Previous attempts at creating a clothing closet in Fort Worth schools have not worked because of a lack of manpower to staff them, Davis said.
The new facility is in a set of small rooms tucked inside an Arlington Heights High School art classroom. Students, accompanied by a teacher, counselor or police school resource officer, will be able to pick out clothes, accessories and toiletries that have been donated by local businesses and community members.
The project is a partnership between the Fort Worth school district and the Fort Worth Police Department. Using largely volunteer labor, the campus space was renovated to look like a retail boutique.
The school district has grant money to buy some toiletries and clothes for homeless students, but the money can't be used to allow students to choose their own clothes.
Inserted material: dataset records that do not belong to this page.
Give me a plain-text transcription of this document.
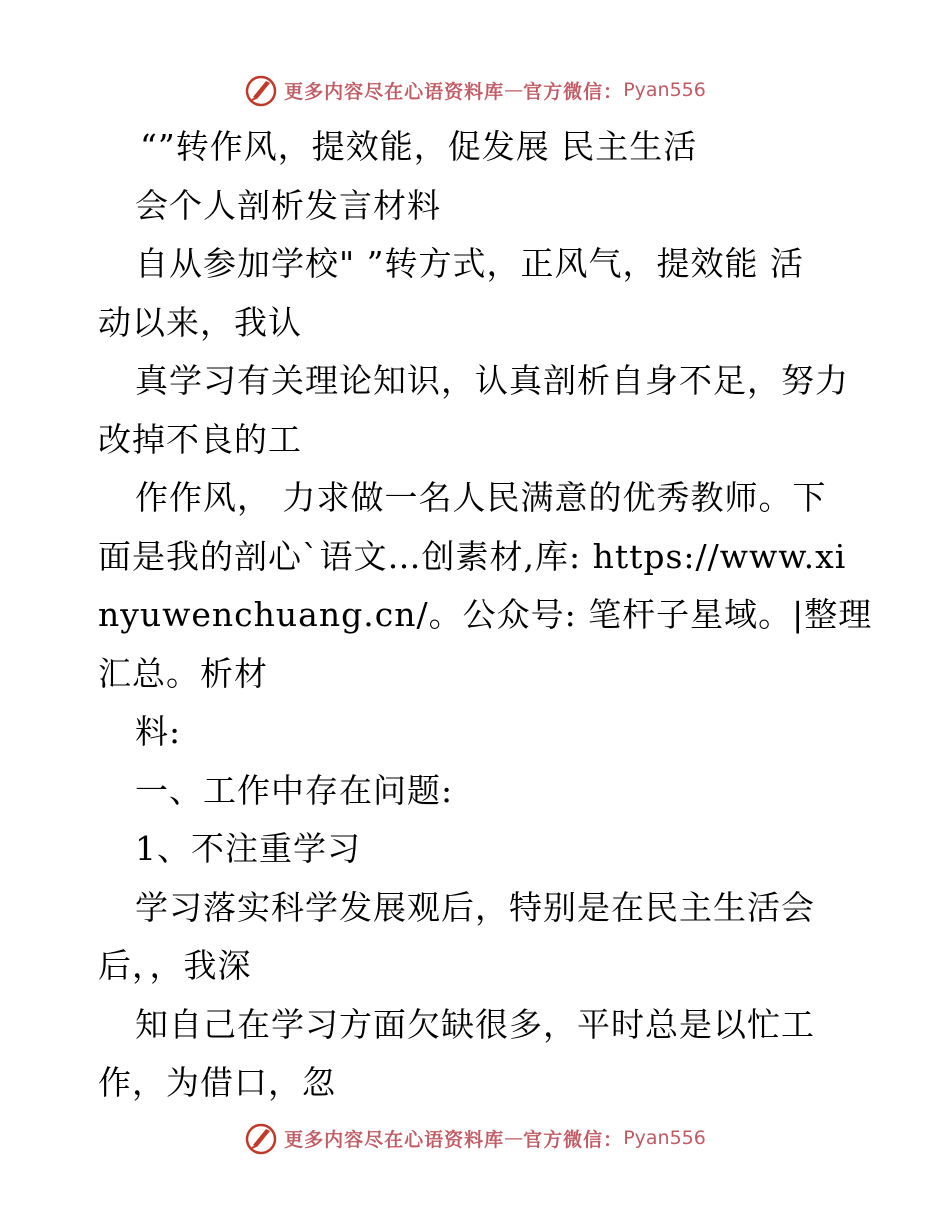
更多内容尽在心语资料库 — 官方微信： Pyan556
“”转作风，提效能，促发展 民主生活
会个人剖析发言材料
自从参加学校" ”转方式，正风气，提效能 活
动以来，我认
真学习有关理论知识，认真剖析自身不足，努力
改掉不良的工
作作风， 力求做一名人民满意的优秀教师。下
面是我的剖心`语文…创素材,库: https://www.xi
nyuwenchuang.cn/。公众号: 笔杆子星域。|整理
汇总。析材
料:
一、工作中存在问题:
1、不注重学习
学习落实科学发展观后，特别是在民主生活会
后，，我深
知自己在学习方面欠缺很多，平时总是以忙工
作，为借口，忽
更多内容尽在心语资料库 — 官方微信： Pyan556
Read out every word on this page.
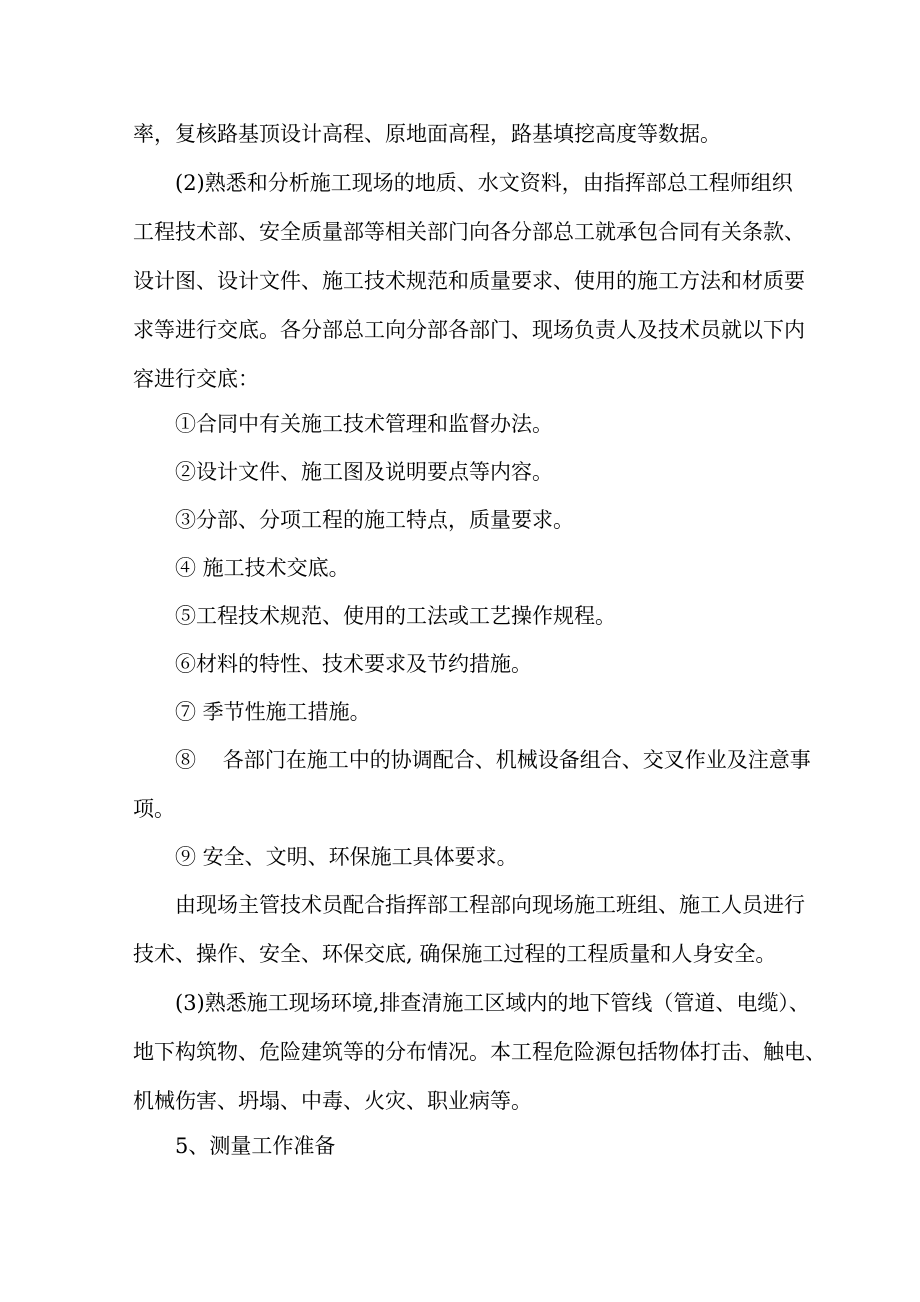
率，复核路基顶设计高程、原地面高程，路基填挖高度等数据。
(2)熟悉和分析施工现场的地质、水文资料，由指挥部总工程师组织
工程技术部、安全质量部等相关部门向各分部总工就承包合同有关条款、
设计图、设计文件、施工技术规范和质量要求、使用的施工方法和材质要
求等进行交底。各分部总工向分部各部门、现场负责人及技术员就以下内
容进行交底：
①合同中有关施工技术管理和监督办法。
②设计文件、施工图及说明要点等内容。
③分部、分项工程的施工特点，质量要求。
④ 施工技术交底。
⑤工程技术规范、使用的工法或工艺操作规程。
⑥材料的特性、技术要求及节约措施。
⑦ 季节性施工措施。
⑧    各部门在施工中的协调配合、机械设备组合、交叉作业及注意事
项。
⑨ 安全、文明、环保施工具体要求。
由现场主管技术员配合指挥部工程部向现场施工班组、施工人员进行
技术、操作、安全、环保交底, 确保施工过程的工程质量和人身安全。
(3)熟悉施工现场环境,排查清施工区域内的地下管线（管道、电缆）、
地下构筑物、危险建筑等的分布情况。本工程危险源包括物体打击、触电、
机械伤害、坍塌、中毒、火灾、职业病等。
5、测量工作准备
And the district can't provide certain accessories, such as jewelry, that are stocked at The Care Closet.
Other school districts, including Mansfield, Birdville and Hurst-Euless-Bedford, have established similar programs for needy students that are run by volunteers. In Arlington, several campuses operate their own programs.
Birdville school district's Council of PTAs started the Clothes Connection and Supply Depot in a closet at the Shannon Learning Center in Haltom City 22 years ago. It is now open two mornings a week in a school district warehouse. Employees can donate money to the initiative through a payroll deduction program.
Students whose families qualify for free or reduced school meal plans, those who have had emergencies such as a fire, and those identified as in need by school officials can get donated clothes, socks and underwear, a coat and a voucher for new school shoes, said Erin Powell, president of the Birdville Council of PTAs.
The demand is increasing. About five years ago, when Powell first started, Birdville served about 800 students. This year, they've served about 1,400 students, nearing their goal of 1,500.
"We are definitely seeing more," she said. "Part of that is we've tried to up our donations and get the community involved so we have enough for the whole school year."
The school district has identified 354 students as homeless, but not all the students stay the whole school year. The number was 357 for 2011-2012, Birdville spokesman Mark Thomas said.
In Mansfield, the PTAs Clothes Closet was launched in 2000. Last year it served 1,000 students and has served 750 students so far this school year. Families get a voucher to use on their first trip to the center to verify they qualify, but they can return up to four times during the school year, said Patti Jones, who runs the clothes closet.
In the 2011-12 school year, Mansfield schools had 59 students identified as homeless. This year, there are 69, a spokesman said.
In Fort Worth, business groups, students and ordinary citizens have donated clothes or items for The Care Closet. A group of coupon-clipping moms used their skills to secure shampoo and other toiletries. Students in a college readiness program at Arlington Heights chose the name. And, along with peers at North Side High School, the teens pitched in to prepare the room, painting, sorting clothes and decorating, said Jackie Garcia, an Arlington Heights teacher.
North Side High senior Andres Diaz de Leon, 17, donated four pairs of blue jeans that were new but didn't fit.
"When I found out about this, I thought 'they can use this more than I can,'" he said. "I know what it feels like to want but not have. This would have been extremely helpful growing up. This would have been a blessing."